Pore structure is one of the main factors defining reservoir properties of rocks. Conventional estimations of such properties using only limited 2D data from thin sections using different approximations are usually inaccurate.
In recent decades different numerical methods were developed to quantify flow and other physical properties on micro-scale. Each method has its own advantages and drawbacks, so utilization of more than one of approaches is reasonable, depending on the study case.
Recent progress in X-ray micro-tomography and some other techniques allow precise determination of three-dimensional structure of rocks, however, a trade-off between resolution and sample size is usually unavoidable. Some amount of porosity (we call it "under-resolution") is usually not visible on X-ray scans or thin-section low resolution images. Unlike permeability, it may play an important role in resistivity, capillary curve shape and other properties.
The main aim of this contribution is to verify petrophysical modeling approach on a collection of sandstone samples with wide range of pore space configurations. At first, our 3D structure obtaining method using X-ray microtomography is justified via detailed laboratory vs. tomography porosity measurements comparison. Next, permeability is determined for all samples using network-model extracted from 3D structure scans. Calculated formation factors and capillary curves in many cases deviated from experimental values, especially for samples with high under-resolution porosity.

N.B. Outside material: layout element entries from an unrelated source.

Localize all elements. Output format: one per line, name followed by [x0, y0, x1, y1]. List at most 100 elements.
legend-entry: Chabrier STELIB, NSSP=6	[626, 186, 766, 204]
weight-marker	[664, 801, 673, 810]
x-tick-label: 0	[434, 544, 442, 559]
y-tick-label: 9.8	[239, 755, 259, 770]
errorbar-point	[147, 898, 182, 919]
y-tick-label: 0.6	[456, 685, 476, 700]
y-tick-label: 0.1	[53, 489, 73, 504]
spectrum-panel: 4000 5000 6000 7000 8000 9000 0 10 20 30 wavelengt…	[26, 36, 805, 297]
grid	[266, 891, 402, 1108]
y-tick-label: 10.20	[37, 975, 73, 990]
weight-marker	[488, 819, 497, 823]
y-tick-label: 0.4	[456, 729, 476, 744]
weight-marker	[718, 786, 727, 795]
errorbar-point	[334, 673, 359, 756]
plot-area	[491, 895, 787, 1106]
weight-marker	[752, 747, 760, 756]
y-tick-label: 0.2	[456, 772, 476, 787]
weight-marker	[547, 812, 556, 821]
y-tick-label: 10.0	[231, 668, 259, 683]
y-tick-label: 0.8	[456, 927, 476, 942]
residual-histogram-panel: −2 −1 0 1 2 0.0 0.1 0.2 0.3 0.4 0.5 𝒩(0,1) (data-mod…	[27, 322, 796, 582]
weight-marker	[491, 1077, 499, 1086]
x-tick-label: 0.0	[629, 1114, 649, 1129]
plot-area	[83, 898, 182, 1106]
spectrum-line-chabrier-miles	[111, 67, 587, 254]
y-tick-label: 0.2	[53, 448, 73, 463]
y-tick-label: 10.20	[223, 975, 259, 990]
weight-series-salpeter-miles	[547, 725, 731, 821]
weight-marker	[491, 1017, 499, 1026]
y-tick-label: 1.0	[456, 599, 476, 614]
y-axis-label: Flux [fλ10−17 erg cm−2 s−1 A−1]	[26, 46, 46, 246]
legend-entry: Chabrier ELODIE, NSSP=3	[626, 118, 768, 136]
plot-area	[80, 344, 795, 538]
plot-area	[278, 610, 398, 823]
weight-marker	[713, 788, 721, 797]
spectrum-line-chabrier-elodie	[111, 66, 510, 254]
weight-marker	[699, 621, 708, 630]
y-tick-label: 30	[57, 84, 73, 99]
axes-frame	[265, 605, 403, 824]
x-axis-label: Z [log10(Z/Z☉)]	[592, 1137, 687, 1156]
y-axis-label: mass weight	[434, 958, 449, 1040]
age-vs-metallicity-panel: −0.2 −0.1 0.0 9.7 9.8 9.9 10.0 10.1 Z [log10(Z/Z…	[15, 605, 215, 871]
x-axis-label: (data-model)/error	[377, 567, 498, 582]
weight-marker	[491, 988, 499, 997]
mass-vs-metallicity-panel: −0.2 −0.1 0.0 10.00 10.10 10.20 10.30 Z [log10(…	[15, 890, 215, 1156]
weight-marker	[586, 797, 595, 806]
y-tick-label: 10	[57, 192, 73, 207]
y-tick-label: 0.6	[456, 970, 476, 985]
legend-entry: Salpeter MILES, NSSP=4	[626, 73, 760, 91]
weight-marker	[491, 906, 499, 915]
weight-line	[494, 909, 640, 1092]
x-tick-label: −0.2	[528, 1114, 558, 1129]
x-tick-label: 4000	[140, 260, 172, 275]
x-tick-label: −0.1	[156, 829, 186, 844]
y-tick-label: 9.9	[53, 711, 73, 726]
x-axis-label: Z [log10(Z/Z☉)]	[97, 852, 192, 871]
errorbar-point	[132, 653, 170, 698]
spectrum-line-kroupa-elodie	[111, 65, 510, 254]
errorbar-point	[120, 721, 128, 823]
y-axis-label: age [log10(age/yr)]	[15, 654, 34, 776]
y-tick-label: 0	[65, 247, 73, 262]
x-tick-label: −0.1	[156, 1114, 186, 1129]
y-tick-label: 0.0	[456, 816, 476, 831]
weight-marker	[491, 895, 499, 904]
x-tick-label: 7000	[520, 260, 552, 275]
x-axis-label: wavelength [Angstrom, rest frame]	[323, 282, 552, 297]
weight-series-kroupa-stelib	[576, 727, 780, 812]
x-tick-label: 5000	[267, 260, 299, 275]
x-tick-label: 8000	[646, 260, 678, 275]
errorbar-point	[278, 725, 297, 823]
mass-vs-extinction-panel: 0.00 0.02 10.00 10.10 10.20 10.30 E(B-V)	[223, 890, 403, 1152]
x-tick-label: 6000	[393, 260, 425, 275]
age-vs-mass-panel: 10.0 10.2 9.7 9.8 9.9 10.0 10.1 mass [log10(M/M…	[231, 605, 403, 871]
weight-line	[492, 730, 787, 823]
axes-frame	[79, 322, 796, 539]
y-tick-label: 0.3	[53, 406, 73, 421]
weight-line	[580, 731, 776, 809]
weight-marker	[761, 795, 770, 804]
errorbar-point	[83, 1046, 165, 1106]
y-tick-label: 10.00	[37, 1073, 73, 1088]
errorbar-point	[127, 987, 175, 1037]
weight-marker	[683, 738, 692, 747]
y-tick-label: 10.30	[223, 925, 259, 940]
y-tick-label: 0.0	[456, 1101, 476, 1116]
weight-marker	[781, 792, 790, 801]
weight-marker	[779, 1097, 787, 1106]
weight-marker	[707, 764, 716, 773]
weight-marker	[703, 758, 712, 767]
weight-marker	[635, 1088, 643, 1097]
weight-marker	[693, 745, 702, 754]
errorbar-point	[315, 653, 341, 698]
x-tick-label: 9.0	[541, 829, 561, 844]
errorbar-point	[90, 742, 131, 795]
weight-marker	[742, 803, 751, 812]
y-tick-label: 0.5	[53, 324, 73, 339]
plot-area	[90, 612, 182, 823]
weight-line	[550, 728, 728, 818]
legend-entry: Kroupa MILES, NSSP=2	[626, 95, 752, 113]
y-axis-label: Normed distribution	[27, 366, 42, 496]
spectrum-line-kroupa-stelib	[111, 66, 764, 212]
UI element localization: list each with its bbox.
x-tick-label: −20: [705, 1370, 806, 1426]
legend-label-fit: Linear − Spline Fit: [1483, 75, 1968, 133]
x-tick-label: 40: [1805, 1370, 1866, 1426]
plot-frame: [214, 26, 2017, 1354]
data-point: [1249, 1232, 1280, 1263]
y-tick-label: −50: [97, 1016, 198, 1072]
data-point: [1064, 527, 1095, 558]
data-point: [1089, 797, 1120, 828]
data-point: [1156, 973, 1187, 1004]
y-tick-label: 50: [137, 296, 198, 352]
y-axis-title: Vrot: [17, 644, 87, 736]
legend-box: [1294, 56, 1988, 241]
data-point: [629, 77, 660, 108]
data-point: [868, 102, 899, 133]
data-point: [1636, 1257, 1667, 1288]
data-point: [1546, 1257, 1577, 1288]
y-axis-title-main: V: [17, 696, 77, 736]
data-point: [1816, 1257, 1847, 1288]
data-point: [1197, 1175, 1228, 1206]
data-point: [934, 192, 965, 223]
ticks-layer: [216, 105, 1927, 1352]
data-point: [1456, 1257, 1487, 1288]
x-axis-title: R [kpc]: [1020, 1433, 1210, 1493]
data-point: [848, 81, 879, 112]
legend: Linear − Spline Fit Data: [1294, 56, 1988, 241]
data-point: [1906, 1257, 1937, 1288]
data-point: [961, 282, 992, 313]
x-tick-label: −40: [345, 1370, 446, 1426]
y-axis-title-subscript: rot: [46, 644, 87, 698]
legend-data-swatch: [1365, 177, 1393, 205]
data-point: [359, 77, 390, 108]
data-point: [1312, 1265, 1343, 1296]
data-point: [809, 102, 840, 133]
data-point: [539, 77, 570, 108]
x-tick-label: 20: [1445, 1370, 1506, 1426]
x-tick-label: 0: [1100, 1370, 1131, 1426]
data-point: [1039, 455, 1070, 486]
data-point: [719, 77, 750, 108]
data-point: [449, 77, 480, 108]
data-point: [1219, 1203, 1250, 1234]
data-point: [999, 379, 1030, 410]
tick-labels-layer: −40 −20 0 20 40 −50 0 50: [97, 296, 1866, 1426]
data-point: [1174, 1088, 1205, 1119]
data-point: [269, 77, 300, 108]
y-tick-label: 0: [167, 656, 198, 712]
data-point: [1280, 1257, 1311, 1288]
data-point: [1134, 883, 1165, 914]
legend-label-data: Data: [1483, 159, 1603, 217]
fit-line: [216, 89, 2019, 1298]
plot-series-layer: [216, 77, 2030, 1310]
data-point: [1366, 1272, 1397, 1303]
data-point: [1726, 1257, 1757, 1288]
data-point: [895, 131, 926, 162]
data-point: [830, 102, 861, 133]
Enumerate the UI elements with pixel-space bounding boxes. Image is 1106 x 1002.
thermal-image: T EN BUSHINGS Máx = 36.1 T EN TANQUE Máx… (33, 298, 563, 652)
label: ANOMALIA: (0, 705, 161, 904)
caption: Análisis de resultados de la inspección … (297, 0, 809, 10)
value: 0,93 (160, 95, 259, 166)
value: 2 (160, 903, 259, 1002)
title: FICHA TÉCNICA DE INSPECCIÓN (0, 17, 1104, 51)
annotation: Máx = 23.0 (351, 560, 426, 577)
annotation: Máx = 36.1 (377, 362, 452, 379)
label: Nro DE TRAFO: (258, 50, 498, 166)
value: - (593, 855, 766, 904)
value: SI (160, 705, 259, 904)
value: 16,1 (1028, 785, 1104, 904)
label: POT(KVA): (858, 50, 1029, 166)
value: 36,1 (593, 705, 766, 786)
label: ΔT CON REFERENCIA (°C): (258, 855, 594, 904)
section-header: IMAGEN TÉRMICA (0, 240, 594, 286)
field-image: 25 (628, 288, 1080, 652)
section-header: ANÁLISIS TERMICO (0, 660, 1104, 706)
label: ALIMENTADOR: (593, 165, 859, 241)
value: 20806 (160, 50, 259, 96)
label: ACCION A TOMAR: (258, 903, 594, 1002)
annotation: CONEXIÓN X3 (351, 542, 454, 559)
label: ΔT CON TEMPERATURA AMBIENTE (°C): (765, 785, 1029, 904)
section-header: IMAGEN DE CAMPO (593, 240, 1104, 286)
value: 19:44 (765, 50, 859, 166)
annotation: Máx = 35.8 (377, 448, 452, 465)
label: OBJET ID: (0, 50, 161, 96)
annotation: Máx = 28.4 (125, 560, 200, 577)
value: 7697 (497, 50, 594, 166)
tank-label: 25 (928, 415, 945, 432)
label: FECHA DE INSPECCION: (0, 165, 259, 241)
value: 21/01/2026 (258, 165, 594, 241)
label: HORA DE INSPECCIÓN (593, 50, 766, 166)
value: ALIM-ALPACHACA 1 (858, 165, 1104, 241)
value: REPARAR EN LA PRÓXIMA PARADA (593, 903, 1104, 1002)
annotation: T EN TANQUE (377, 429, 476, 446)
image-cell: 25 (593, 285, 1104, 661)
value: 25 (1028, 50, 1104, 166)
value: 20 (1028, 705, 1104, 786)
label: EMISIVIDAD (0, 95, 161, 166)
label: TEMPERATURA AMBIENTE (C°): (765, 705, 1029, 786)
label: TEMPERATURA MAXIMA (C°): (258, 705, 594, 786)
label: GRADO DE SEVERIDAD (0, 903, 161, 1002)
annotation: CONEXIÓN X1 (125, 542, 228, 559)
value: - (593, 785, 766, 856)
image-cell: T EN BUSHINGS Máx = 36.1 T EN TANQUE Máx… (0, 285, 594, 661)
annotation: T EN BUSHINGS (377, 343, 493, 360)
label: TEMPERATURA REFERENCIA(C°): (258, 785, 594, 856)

The influence of invisible porosity is also supported by coordination number correlations with other physical properties for sample within the same group (same reservoir type). To account for under-resolution pores invisible on X-ray scans different approaches can be utilized based on artificial addition of under-resolution porosity into numerical sample: NMR measurements, mercury porosimetry, or stochastic reconstructions from high resolution 2D cuts.